Монк нахмурил брови.
— Слава, почести, честность! — прошептал он. — Пустые звуки!
— Туман, — прибавил д’Артаньян, — туман, сквозь который никто ясно не может видеть.
— Если так, поезжайте во Францию, любезный друг, — сказал Монк. — Поезжайте и, чтобы вам было приятнее и удобнее вернуться в Англию, примите от меня на память подарок…
«Давно бы так!» — подумал д’Артаньян.
— На берегу Клайда, — продолжал Монк, — у меня есть домик под сенью деревьев; у нас это называется коттедж. При доме несколько сот арпанов земли. Примите его от меня!
— Ах, милорд…
— Вы будете там как дома; это как раз такое убежище, о каком вы сейчас говорили.

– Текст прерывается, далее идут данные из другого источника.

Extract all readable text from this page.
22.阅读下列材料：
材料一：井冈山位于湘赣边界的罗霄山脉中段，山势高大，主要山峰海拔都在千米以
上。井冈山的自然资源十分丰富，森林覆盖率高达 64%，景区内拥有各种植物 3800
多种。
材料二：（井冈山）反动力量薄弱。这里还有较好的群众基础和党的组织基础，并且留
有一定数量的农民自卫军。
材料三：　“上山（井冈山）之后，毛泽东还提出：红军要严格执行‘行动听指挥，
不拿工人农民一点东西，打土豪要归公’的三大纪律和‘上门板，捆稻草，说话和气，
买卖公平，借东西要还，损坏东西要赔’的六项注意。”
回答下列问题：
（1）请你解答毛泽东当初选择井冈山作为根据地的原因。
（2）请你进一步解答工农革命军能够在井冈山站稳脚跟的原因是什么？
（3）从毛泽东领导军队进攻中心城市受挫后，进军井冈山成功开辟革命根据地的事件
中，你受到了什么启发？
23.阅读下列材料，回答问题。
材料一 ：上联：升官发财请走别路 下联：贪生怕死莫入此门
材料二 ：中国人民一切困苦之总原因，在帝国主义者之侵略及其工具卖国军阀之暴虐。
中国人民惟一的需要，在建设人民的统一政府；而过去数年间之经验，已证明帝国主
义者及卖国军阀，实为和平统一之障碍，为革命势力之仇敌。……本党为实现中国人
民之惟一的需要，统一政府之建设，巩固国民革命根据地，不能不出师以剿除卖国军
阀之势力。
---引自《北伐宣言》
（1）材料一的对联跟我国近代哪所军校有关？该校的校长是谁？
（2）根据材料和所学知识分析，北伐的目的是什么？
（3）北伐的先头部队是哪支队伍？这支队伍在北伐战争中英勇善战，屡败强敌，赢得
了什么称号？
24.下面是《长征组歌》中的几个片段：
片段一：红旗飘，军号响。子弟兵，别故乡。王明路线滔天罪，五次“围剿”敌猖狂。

— Как! Вы хотите обязать меня такою благодарностью! Но мне совестно!
— Нет, — сказал Монк с тонкой улыбкой, — не вы будете благодарны мне, а я вам.
Он пожал руку мушкетеру и прибавил:
— Я велю написать дарственную.
И вышел.
Д’Артаньян посмотрел ему вслед и задумался: он был тронут.
«Вот наконец, — подумал он, — честный человек. Только больно чувствовать, что он делает все это не из приязни ко мне, а из страха. О, я хочу, чтобы он полюбил меня!»
Потом, поразмыслив еще, он прошептал: «А впрочем, на что мне его любовь? Ведь он англичанин!»
И вышел, слегка утомленный этим поединком.
«Вот я и помещик, — подумал он. — Но, черт возьми, как разделить этот коттедж с Планше? Разве отдать ему землю, а себе взять дом, или пусть он возьмет дом, а я возьму… Черт возьми! Монк не позволит мне подарить лавочнику дом, в котором он жил! Он слишком горд! Впрочем, к чему говорить Планше об этом? Не деньгами компании приобрел я эту усадьбу, а своим умом: стало быть, она принадлежит мне одному».
И он пошел к графу де Ла Фер.
XXXVII. Как д’Артаньян уладил с пассивом общества, прежде чем завести актив
«Решительно, — признался д’Артаньян самому себе, — я в ударе. Та звезда, что светит один раз в жизни каждого человека, что светила Иову и Иру, самому несчастному из иудеев и самому бедному из греков, наконец взошла и для меня. Но на этот раз я не буду безрассуден, воспользуюсь случаем, — пора взяться за ум».